Bolsonaro diz que reforma da Previdência está agora com o Parlamento e que não existe obediência cega do Congresso

O presidente Jair Bolsonaro minimizou, ontem, as divergências entre o ministro da Economia, Paulo Guedes, e o presidente da Câmara, Rodrigo Maia (DEM-RJ), sobre a reforma da Previdência.

— A bola está com o Parlamento. A nossa bancada do PSL, a gente orienta de uma forma. Se perder no voto, paciência. Vamos respeitar — respondeu ao ser perguntado sobre a troca de farpas. Na sexta-feira, Guedes reclamou do relatório do deputado Samuel Moreira (PSDB-SP) sobre a Previdência, dizendo que o texto cede ao lobby do funcionalismo —numa referência à criação de nova regra de transição, particularmente favorável aos servidores que ingressaram antes de 2003. Guedes disse que o relatório pode ter “abortado” a Nova Previdência, a chamada capitalização.
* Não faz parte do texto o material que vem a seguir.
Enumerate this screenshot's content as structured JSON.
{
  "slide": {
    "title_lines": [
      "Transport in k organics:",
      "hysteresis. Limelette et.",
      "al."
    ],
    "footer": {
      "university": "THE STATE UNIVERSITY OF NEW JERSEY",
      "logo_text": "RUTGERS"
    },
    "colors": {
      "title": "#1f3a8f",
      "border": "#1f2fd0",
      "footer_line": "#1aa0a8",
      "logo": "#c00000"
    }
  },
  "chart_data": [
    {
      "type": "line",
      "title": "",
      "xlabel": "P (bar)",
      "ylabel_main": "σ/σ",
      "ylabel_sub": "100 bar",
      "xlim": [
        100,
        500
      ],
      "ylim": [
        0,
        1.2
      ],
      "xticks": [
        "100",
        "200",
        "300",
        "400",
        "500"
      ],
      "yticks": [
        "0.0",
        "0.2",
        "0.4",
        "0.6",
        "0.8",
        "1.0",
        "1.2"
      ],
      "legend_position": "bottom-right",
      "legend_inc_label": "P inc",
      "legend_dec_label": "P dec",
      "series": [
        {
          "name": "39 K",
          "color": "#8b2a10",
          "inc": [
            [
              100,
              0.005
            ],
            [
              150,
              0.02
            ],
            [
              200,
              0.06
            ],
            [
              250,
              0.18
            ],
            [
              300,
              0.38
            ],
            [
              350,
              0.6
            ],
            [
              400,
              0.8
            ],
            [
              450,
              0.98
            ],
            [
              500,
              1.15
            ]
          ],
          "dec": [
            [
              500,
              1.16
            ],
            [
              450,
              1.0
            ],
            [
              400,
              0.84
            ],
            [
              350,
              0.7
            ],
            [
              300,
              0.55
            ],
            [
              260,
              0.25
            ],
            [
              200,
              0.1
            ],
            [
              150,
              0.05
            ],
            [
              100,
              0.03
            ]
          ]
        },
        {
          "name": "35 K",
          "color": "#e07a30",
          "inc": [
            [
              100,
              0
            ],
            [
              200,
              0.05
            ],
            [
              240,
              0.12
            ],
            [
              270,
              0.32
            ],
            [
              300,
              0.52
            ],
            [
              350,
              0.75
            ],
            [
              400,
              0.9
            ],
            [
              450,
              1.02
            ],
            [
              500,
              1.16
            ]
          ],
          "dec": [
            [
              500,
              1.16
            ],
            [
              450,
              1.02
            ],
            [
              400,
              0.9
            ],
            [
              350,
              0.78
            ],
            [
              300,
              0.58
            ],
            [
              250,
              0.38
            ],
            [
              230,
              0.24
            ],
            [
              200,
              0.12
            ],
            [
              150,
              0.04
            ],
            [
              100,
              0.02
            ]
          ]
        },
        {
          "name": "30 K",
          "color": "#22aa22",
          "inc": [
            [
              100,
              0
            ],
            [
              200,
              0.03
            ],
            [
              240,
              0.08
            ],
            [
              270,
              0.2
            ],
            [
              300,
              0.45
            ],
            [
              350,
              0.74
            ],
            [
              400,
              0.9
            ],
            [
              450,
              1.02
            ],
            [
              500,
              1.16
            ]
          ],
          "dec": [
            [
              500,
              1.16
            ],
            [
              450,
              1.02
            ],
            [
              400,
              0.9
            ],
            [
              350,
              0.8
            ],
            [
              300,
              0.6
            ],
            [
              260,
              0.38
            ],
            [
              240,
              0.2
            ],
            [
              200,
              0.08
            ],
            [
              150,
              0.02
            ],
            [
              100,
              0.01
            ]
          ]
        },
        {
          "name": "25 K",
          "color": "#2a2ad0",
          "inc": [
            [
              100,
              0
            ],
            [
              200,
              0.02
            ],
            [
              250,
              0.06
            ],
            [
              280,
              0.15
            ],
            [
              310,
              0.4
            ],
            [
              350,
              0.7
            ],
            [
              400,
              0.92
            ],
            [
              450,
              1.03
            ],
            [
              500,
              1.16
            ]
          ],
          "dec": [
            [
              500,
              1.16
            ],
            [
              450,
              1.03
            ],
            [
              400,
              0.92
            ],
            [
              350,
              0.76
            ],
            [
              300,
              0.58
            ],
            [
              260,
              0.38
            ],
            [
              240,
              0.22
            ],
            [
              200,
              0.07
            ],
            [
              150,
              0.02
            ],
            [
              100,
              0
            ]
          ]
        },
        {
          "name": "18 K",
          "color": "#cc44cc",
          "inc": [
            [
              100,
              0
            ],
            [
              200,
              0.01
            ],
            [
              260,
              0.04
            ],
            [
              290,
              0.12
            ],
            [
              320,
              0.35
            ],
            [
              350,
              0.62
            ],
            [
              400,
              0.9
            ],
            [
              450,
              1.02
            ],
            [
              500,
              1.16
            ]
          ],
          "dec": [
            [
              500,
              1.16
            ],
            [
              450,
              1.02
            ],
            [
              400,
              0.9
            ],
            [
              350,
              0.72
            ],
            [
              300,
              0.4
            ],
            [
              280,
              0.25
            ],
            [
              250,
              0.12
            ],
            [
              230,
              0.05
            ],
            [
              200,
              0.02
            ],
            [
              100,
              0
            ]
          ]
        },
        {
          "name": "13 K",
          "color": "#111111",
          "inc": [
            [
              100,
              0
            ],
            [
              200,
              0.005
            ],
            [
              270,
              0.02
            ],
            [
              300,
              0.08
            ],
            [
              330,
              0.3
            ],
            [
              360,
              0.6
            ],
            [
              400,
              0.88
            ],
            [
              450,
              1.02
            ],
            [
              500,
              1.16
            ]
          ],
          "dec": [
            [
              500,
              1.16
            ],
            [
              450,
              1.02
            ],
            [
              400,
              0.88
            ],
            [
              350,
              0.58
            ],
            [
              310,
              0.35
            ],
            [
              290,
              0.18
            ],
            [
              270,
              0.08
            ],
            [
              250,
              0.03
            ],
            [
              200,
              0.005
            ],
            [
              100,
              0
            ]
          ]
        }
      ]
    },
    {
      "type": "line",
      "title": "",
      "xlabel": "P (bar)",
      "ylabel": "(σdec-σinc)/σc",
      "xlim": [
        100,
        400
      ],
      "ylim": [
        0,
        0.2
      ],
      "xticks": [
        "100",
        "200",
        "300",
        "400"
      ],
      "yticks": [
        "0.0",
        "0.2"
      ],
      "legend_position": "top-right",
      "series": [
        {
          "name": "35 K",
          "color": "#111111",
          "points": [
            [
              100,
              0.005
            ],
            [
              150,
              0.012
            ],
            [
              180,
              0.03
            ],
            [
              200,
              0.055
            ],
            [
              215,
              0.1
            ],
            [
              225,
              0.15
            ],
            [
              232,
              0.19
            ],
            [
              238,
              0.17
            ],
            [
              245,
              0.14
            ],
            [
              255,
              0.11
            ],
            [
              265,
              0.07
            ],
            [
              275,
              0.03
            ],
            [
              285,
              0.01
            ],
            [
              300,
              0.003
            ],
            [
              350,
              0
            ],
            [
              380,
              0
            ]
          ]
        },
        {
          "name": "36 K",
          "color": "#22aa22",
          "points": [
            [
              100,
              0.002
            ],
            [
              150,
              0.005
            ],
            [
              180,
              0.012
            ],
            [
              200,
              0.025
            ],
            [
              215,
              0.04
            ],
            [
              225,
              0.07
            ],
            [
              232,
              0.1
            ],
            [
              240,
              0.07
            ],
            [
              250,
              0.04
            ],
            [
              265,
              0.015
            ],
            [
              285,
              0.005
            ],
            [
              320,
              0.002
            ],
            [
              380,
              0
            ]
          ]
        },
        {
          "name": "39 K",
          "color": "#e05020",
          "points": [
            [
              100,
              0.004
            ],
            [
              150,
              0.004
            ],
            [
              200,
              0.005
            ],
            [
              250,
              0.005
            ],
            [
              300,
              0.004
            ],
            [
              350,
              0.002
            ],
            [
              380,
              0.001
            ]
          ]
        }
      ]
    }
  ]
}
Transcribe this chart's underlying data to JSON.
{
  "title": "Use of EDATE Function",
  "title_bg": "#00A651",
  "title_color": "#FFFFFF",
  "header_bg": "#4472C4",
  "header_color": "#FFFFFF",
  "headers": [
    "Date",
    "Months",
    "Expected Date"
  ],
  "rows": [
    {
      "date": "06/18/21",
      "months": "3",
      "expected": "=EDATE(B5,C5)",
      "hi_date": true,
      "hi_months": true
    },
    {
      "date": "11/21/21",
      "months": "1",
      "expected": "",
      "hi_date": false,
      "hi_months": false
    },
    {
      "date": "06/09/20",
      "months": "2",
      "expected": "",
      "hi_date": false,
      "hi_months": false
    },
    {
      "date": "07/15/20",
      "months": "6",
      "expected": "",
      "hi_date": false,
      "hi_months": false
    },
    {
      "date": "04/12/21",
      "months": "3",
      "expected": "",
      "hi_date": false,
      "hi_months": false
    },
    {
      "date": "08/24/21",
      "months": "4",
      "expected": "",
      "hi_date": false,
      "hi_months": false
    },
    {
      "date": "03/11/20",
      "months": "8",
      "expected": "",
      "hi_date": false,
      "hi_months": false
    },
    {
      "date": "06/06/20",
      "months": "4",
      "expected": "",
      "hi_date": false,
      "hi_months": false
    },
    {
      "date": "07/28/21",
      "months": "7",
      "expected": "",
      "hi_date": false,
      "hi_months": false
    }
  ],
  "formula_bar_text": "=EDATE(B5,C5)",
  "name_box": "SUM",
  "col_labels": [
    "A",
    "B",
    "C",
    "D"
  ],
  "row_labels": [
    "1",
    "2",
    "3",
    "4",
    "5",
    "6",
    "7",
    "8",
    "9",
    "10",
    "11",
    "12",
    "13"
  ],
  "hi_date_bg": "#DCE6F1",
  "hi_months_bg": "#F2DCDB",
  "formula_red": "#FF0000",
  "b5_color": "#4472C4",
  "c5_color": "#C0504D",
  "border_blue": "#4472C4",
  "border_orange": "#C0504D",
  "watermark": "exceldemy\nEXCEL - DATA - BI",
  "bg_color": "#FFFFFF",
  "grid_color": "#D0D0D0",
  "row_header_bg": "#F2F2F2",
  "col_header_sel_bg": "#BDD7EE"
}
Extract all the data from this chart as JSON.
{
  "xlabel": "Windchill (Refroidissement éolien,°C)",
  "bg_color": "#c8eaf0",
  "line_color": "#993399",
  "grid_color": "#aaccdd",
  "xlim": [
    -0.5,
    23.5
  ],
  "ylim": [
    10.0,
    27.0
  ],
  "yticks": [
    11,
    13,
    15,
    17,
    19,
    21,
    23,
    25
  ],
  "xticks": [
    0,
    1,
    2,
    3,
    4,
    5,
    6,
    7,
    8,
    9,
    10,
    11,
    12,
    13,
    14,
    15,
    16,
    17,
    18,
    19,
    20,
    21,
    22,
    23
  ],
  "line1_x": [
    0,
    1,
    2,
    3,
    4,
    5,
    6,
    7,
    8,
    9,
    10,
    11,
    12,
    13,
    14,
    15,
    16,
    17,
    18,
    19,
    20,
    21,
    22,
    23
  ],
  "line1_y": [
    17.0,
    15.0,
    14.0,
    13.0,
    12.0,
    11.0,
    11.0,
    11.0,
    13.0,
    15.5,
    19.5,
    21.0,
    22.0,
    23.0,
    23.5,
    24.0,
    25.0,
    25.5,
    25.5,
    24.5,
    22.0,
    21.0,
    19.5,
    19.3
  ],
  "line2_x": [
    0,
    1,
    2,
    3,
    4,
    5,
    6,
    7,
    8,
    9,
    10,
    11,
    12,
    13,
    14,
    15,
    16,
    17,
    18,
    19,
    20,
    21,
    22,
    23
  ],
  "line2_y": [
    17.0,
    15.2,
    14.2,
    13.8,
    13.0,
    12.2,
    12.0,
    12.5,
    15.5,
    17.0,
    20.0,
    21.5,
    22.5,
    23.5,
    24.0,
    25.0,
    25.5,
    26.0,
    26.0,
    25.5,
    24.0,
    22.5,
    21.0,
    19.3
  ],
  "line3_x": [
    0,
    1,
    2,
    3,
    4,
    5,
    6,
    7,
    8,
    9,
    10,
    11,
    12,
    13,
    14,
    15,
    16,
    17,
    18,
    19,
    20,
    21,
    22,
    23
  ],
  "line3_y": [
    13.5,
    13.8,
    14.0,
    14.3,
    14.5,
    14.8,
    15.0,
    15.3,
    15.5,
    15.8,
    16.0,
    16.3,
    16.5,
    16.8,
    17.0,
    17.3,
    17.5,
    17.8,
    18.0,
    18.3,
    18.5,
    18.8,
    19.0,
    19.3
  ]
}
Neste regime, cada trabalhador poupa para sua própria aposentadoria. Maia rebateu e disse que o governo virou uma “usina de crises” e que o Parlamento aprovará a Previdência, “apesar do governo”. O presidente da Câmara disse que a democracia não é o que um quer, mas a vontade do coletivo.

—É natural, em casa a gente briga, às vezes, com filhos — afirmou Bolsonaro, ao ser questionado sobre a irritação no Congresso com as declarações de Guedes.

— Ninguém duvida da capacidade do Paulo Guedes, o que eu entendo nele, e me inclinei a aceitar suas teses, é que ele está dando números para que o Brasil possa sairda crise. Com essa reforma proposta que está aí, que o Paulo Guedes tem restrições em parte, o meu governo está garantido.

A crise virá a partir de 2023, 2024. A gente não quer deixar para o futuro governo, que vai nos suceder, a dor de cabeça da Previdência. Perguntado se o Congresso não se convenceu disso, ele respondeu que não “há obediência cega” à Presidência:

—Não se pode falar em Congresso quando apenas eu, Guedes, (presidente do Senado, Davi) Alcolumbre, Maia falam. O Congresso é um corpo, passei por lá 28 anos. Não tem obediência cega a quem quer que ocupe a Presidência.